Facilitators of the programe

Project Enable Africa in collaboration with the United States Consulate, Lagos organised a disability-inclusive reporting training for media organisations and media practitioners with a call on them to increase disability inclusive content in their reportage.

The event, held on the 24th of November via ZOOM had editors and journalists from notable Television, radio, newspaper and online media houses in attendance.

The media plays a vital role in shaping the culture of any society, just as it mirrors society in its entirety. In line with that, disability inclusion advocates have called for increased reporting of disability issues in the mainstream media.

Speaking at the webinar, Mr Stephen Ibelli, Public Affairs Officer, the United States Consulate, Lagos, pointed out that the society is defined mainly by how it treats its poorest populace and those in need of help.
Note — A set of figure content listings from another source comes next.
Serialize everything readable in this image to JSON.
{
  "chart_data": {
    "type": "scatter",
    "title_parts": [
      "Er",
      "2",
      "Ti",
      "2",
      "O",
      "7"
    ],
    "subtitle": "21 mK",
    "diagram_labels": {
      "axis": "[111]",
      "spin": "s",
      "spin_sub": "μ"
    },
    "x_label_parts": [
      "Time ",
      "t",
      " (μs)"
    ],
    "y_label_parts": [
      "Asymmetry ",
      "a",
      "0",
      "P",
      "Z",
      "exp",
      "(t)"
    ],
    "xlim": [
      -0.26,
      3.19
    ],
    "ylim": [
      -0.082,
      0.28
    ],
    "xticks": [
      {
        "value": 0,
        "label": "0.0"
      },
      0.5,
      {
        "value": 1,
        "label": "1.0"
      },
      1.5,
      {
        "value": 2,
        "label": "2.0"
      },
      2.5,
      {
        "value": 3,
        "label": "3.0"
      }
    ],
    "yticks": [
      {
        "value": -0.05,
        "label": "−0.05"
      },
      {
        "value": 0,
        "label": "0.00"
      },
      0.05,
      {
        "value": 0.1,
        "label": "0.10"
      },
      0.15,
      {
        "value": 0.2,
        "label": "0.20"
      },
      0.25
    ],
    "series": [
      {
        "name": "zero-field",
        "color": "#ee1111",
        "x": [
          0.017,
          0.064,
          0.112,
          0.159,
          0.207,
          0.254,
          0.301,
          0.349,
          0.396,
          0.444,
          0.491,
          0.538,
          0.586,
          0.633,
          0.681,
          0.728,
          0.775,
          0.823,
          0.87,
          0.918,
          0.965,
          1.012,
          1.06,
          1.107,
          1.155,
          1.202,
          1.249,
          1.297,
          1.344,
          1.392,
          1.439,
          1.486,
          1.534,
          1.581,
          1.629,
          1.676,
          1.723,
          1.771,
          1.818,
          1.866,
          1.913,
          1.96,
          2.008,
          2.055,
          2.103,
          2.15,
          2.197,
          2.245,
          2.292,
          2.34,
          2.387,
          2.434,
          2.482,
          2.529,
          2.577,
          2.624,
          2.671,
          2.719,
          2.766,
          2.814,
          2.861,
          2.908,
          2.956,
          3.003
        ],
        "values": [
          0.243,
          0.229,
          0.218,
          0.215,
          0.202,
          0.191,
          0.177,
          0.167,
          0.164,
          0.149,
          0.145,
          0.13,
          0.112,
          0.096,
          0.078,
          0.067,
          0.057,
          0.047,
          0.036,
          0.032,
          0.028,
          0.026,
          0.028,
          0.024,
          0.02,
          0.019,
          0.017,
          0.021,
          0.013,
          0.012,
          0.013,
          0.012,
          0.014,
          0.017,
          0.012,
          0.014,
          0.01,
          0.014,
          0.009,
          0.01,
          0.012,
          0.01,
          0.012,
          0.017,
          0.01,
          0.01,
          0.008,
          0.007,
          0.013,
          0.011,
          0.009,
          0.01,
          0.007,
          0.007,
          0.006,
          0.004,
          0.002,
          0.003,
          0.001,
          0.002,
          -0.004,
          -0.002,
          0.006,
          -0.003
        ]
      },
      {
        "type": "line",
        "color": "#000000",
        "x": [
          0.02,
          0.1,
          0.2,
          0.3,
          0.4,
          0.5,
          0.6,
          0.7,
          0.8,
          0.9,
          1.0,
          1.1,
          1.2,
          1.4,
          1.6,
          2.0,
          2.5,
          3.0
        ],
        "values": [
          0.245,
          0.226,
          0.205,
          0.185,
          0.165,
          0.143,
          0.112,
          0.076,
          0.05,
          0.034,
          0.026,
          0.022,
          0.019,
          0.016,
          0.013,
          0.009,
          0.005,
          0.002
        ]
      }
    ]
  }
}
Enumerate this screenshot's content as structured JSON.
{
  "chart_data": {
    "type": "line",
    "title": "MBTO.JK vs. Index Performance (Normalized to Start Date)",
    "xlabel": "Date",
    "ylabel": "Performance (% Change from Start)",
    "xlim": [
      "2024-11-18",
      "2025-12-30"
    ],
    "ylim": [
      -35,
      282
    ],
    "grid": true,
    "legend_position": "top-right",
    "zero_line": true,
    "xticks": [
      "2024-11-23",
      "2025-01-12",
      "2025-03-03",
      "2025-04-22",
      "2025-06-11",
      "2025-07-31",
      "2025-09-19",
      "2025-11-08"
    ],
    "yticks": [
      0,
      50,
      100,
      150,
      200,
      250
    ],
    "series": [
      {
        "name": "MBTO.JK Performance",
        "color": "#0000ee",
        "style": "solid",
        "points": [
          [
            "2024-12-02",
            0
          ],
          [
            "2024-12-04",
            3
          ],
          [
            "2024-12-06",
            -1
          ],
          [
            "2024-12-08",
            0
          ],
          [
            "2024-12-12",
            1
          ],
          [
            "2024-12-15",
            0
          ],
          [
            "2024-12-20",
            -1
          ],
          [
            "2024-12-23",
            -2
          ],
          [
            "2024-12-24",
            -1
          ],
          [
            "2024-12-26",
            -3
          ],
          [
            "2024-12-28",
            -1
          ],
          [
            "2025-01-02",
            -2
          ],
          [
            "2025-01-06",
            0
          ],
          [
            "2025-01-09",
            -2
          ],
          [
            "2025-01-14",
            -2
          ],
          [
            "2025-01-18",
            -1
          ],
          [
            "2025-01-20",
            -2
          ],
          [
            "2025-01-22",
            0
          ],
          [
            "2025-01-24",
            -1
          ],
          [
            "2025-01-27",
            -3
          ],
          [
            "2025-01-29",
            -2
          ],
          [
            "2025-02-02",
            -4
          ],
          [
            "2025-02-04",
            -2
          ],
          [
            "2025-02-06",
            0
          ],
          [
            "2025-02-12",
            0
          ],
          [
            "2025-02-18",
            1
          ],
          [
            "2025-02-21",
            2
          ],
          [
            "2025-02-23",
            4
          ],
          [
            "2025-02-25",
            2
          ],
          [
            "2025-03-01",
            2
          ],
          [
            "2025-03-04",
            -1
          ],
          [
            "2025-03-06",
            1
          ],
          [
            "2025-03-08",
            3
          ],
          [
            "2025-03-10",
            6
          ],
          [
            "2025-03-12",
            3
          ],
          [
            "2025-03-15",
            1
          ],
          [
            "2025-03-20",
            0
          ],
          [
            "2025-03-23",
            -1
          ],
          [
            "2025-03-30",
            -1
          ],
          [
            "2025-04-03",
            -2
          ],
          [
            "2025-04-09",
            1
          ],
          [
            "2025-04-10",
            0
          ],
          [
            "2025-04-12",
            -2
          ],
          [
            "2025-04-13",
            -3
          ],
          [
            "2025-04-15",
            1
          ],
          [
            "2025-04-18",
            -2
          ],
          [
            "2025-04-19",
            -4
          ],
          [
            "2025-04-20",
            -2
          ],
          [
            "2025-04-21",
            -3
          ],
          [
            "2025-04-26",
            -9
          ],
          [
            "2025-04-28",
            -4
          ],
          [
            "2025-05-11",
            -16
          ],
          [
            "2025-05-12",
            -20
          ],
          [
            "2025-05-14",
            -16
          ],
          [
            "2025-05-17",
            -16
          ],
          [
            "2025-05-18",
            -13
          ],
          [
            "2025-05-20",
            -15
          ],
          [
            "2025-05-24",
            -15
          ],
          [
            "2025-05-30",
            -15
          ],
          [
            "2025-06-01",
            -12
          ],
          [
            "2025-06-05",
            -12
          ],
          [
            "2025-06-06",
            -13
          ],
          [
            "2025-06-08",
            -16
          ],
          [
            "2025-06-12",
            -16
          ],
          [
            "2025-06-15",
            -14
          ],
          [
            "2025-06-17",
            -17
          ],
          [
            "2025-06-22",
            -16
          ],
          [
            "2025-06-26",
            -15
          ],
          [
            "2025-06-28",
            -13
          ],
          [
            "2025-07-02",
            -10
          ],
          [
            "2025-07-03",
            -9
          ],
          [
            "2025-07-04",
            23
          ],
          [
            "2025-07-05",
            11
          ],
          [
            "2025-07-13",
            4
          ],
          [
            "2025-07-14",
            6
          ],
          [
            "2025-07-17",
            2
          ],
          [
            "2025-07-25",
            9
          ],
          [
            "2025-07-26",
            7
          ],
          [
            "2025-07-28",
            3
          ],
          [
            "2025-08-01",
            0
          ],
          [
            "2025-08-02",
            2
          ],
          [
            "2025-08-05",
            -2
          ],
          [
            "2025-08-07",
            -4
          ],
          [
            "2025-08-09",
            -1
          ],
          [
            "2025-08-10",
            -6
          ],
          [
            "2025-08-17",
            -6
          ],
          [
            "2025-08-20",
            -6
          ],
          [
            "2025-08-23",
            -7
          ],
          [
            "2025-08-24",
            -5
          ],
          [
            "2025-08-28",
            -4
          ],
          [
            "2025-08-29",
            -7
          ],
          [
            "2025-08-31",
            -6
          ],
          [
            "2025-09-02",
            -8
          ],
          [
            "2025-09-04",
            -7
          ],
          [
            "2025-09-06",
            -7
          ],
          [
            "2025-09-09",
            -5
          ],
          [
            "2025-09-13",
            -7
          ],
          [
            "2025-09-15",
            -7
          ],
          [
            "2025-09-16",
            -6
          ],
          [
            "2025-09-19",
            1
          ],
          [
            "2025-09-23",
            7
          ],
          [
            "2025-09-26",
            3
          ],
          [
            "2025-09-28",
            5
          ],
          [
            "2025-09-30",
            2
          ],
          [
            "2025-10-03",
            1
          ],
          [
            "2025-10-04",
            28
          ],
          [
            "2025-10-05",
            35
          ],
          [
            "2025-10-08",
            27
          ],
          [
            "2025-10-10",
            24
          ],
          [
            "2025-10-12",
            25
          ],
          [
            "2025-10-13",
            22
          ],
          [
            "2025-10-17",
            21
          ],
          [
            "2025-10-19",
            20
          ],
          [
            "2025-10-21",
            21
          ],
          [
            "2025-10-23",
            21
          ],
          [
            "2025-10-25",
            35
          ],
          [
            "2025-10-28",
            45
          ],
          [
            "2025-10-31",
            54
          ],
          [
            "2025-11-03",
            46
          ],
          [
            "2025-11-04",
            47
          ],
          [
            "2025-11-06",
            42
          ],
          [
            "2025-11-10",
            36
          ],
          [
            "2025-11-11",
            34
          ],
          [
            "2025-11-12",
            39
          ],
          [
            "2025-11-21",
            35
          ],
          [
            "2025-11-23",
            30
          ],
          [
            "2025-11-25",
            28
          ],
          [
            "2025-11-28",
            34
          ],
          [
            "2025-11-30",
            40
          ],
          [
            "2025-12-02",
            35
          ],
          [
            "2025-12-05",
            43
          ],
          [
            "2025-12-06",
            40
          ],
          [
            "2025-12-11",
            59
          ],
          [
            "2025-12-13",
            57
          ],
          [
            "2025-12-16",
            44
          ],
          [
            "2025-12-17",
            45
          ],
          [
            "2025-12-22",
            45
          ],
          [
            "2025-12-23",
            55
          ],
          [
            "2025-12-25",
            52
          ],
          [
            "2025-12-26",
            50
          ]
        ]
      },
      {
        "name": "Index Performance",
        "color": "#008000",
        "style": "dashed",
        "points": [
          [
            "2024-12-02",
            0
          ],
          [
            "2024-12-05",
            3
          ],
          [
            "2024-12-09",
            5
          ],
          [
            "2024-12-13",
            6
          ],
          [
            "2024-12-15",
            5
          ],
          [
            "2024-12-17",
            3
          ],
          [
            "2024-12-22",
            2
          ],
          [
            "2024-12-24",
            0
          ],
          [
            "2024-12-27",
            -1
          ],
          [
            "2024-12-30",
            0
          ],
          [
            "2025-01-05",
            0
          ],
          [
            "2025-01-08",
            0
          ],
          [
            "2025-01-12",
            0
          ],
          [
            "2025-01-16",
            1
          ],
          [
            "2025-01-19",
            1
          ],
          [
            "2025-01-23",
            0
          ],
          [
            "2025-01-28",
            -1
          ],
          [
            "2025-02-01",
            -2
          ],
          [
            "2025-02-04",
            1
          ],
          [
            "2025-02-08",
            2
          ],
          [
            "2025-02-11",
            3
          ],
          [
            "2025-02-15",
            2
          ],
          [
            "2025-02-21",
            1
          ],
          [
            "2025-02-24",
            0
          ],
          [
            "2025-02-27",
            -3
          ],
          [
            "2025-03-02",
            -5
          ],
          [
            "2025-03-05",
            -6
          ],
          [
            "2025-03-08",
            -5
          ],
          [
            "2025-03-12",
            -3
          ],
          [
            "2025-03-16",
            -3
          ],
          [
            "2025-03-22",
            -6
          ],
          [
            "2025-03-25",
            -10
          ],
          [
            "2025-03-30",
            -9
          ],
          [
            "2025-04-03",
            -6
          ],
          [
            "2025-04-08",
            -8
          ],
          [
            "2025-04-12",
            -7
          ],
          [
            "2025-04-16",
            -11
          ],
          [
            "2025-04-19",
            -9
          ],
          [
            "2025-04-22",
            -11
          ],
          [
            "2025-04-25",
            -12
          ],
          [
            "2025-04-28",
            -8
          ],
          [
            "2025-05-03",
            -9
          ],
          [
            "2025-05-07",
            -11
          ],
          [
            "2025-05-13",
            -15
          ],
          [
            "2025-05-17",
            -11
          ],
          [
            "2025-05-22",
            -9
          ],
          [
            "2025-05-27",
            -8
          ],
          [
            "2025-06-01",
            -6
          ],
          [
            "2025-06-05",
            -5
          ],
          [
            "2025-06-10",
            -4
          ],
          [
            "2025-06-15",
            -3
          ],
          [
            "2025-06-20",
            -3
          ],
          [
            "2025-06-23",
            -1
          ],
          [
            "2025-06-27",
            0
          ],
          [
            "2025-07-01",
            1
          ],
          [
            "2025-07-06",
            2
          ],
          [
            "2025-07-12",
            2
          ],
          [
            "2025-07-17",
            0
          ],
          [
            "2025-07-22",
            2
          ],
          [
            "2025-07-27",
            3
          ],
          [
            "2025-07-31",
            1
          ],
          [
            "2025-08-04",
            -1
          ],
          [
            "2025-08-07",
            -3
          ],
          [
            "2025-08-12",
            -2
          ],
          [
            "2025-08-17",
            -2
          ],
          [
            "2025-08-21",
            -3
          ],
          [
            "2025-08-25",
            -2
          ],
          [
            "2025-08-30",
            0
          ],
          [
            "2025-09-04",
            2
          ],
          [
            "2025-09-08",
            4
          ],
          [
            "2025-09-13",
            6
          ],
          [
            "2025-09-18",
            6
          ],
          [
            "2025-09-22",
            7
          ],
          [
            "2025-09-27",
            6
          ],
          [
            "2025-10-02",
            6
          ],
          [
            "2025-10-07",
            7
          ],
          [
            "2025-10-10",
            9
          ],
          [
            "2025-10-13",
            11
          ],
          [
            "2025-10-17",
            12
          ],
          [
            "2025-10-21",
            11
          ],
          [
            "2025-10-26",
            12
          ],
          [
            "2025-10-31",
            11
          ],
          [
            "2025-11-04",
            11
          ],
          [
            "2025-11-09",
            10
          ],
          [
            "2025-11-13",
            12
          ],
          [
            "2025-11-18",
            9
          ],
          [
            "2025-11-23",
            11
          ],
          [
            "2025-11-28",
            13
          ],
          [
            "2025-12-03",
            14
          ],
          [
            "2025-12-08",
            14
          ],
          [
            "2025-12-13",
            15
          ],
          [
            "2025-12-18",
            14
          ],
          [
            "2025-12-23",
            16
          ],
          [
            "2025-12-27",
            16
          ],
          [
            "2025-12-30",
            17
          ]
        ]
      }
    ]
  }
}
According to him, “Disability right is an important part of Human right and the United States Government is committed to promoting disability rights.”

He dwelt on the need for accessibility to public facilities as an integral part of promoting inclusion.

He further stated that “The Nigerian Disability Act is a great base to build on, however, there is so much work to be done, towards having an inclusive society.”

David Anyeale, the Executive Director, Centre for Citizens With Disabilities highlighted the need for accurate reporting of disability issues in the media.

He mentioned that over the years, wrong words which tend to increase discrimination and stereotypes have flooded the media spaces. He urged reporters to be mindful of the usage of words when reporting.

According to him, “it is better to refer to us as Persons With Disabilities, or physically challenged as opposed to saying crippled.”

Anyeale also drew the attention of the media organisations to the Nigerian Disability Act and the need for implementation.

Miss Folashade Salimonu, Programs Manager, Lagos Television clamoured on the need for continuous education for reporters so they can rightly report disability issues in the mainstream media. According to her media organisations needs to see the need for sign language interpreters for major TV news and programs.

Mrs Angela Emuwa, Chairman board of Punch Nigeria Limited, duly represented by Mrs Adesola Ayo-Aderele, an assistant Editor, Punch Nigeria, urged NGOs such as Project Enable Africa to consider the training of journalist on disability reporting a continuous exercise that will birth a change in reportage across the mainstream media.

According to her, “you must be persistent with the media, because through persistence, the media would be able to shape how people see persons with disabilities. Also be conscious of the way advocacy are made on disability issues. The media must always approach and portray persons with disabilities with dignity”

Mr Bolaji Adepegba, a development communication expert, elaborated on the need for the right thinking and mindset which will help to engage with Persons With Disability with dignity. He added that drawing the attention of policymakers to issues on disability inclusion is key for development.

Giving his closing remarks, Olusola Owonikoko, the Executive Director of Project Enable Africa said “the ultimate goal the project is to build the capacity of media organisations across Nigeria in disability-inclusive reporting. Ultimately, we will create a Media for Disability-inclusive Reporting Network (DIREN), comprising of traditional, print and new media practitioners who will champion disability mainstreaming in the media sector.”

He added that “DIREN will be instrumental to influencing a positive behavioural change towards the community of persons with disabilities in Nigeria.